はり・きゅうの及ぼす作用について

今回は当院でメインの治療方法として行っている、はり・きゅうがからだに与える作用についてです。

はり・きゅうを行うと体にどのような影響を与えるかを知っていただければと思います。

 

⑴調整作用:体の組織や器官に刺激を与えて、機能を調整する作用

(A)興奮作用:感覚の低下、運動麻痺など神経機能の減弱および内臓機能の低下に対して、はり・きゅう刺激により興奮させて機能亢進をはかる作用

例:食欲不振の際にはり・きゅう刺激で胃腸の機能を高めるなど

(B)鎮静作用:疼痛などで異常に機能が興奮している状態に対して、はり・きゅう刺激により鎮静させる作用。
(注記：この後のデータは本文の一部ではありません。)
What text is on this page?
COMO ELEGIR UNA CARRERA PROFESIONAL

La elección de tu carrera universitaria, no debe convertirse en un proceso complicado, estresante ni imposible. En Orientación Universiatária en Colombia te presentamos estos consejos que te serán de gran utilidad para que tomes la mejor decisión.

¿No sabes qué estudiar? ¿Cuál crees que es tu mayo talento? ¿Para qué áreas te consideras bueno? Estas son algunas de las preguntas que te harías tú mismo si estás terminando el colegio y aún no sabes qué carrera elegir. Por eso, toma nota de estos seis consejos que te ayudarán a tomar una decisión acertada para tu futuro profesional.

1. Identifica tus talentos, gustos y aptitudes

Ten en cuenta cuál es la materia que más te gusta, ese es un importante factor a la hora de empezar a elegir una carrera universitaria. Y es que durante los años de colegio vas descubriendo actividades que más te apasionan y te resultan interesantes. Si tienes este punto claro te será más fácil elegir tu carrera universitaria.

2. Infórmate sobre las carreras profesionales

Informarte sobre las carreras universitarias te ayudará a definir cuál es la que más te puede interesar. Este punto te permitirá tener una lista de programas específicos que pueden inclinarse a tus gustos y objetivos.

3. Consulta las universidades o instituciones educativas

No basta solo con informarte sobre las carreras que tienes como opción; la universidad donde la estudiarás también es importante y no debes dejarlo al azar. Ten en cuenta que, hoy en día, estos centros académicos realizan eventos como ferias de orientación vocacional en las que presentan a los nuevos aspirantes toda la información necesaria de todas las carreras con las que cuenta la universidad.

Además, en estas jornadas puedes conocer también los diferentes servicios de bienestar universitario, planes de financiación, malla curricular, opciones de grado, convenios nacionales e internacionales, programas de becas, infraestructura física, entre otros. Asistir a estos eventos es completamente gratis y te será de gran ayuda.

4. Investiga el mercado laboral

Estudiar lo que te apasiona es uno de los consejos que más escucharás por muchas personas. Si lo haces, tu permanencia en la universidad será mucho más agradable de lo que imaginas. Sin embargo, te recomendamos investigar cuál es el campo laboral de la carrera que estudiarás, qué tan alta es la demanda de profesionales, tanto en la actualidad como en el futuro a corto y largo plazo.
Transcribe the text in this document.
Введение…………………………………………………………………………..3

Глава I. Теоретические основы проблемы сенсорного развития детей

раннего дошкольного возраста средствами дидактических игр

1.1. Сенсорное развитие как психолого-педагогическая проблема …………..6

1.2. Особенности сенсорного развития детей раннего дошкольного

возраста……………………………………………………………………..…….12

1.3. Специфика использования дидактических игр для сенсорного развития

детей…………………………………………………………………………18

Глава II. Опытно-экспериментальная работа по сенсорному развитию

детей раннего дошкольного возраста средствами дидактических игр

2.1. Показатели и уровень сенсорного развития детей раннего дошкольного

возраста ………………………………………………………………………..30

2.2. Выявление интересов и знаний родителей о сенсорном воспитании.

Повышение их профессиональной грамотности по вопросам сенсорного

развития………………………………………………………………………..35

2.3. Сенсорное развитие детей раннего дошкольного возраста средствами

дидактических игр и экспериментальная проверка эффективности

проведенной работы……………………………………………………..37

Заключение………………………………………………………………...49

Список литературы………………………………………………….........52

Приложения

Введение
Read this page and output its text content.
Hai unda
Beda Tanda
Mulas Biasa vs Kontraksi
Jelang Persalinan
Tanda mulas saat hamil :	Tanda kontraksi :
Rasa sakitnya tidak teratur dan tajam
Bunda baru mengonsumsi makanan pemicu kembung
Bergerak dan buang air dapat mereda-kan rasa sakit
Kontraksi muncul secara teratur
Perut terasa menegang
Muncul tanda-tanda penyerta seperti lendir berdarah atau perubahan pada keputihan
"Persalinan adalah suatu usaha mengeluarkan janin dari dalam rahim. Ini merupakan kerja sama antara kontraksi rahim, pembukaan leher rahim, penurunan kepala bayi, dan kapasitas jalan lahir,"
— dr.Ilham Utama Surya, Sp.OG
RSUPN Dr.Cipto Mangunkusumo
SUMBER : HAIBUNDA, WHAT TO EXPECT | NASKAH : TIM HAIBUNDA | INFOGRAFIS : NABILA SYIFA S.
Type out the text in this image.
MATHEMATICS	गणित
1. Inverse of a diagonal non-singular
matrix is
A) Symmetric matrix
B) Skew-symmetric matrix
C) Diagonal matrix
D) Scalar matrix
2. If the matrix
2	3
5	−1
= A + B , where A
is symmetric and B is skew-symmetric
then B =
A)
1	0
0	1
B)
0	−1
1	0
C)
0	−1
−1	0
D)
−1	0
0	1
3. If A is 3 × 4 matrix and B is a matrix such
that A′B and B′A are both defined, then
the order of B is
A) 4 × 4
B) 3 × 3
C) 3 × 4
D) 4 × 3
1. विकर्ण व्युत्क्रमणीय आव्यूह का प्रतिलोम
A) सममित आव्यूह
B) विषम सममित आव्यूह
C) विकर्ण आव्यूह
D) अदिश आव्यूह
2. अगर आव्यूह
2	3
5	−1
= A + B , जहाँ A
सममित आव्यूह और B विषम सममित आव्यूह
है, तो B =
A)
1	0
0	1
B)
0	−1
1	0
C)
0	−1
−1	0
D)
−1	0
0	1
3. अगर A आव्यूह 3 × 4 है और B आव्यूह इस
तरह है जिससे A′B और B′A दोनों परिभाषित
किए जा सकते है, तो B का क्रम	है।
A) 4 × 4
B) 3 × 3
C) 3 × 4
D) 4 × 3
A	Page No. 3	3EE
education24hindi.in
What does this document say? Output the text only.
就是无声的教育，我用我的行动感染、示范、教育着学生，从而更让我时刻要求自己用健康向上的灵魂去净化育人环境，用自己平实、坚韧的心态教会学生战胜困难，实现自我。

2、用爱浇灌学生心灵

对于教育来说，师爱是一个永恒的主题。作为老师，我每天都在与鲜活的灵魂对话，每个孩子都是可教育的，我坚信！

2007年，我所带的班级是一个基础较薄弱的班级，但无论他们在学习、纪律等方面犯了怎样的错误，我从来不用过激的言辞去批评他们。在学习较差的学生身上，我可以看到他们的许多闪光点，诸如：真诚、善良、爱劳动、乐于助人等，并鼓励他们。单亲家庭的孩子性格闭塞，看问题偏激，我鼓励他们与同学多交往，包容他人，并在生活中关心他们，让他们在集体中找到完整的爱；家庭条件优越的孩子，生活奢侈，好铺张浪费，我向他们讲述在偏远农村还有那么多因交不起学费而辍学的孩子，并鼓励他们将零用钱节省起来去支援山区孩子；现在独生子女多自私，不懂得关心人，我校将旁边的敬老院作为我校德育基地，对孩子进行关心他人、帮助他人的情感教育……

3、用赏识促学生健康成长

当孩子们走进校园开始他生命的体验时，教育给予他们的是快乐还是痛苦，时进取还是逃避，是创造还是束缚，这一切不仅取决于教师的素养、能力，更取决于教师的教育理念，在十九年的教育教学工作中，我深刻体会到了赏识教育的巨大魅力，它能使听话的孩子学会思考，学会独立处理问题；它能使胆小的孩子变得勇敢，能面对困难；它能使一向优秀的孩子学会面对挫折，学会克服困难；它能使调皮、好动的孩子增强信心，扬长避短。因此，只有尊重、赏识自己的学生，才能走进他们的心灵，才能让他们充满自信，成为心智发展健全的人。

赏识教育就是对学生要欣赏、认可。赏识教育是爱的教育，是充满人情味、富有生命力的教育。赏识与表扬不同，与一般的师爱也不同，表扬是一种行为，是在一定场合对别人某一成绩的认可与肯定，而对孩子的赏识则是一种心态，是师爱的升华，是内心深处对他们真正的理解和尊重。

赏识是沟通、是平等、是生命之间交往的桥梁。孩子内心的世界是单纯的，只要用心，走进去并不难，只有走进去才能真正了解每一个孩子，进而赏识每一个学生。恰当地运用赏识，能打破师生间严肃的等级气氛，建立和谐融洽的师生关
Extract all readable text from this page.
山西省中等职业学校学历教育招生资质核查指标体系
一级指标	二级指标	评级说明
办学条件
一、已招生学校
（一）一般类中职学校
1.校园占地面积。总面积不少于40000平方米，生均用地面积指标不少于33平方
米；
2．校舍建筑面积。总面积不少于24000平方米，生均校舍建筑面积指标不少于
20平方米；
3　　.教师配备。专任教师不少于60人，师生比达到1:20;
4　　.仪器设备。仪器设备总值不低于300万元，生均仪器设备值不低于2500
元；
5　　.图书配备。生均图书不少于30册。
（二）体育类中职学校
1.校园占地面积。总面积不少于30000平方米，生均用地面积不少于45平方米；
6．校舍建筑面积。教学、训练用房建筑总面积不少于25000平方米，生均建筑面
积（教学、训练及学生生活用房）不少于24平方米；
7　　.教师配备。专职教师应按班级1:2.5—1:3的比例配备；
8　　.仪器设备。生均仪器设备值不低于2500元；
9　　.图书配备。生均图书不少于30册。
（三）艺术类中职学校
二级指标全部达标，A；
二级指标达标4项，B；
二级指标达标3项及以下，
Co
例:痛みで筋肉の緊張が高い際に刺激することで緩ませるなど

調整作用でははり・きゅう刺激により機能が弱っているものは興奮させ、高ぶり過ぎているものは落ち着かせるといった体の状態により調整することに優れています。

 

⑵誘導作用:刺激により患部の血管に影響を及ぼし患部の血液量を調節する作用

(A)患部誘導法:患部の血行障害により疼痛などが引き起こされている場合、直接その患部に施術を行い、他の健康な部位から血流を誘導する方法

例:肩こりなど体に張りを感じる部位は血行障害が起きている事が多いためはり・きゅう刺激により、患部の血流量を増やす

(B)健部誘導法:疼痛の患部に充血、炎症などがある場合、患部から少し離れた部位に施術を行い、患部の血液を健康な部位に誘導し調整する作用

例:捻挫で炎症が起こると患部が腫れて血液がたまる。患部から離れたところを刺激して患部の血液を取り除くときなど

誘導作用では体内の血液を足りないところには補い、過剰なところは取り除き、血液のバランスを整えることに優れています。

 

今回説明したものははり・きゅうの数ある作用の一部です。

はり・きゅうは一般的に魔法や神秘的なイメージを持たれていると感じることがあります。

ですがこれらのように科学的に証明されている部分もあります。

一見すると難しく感じるかもしれませんが、具体例をみていただくといろいろな症状の治療にはり・きゅうが使われる理由がわかっていただけると思います。

これをきっかけに少しでもはり・きゅうに興味を持っていただければと思います。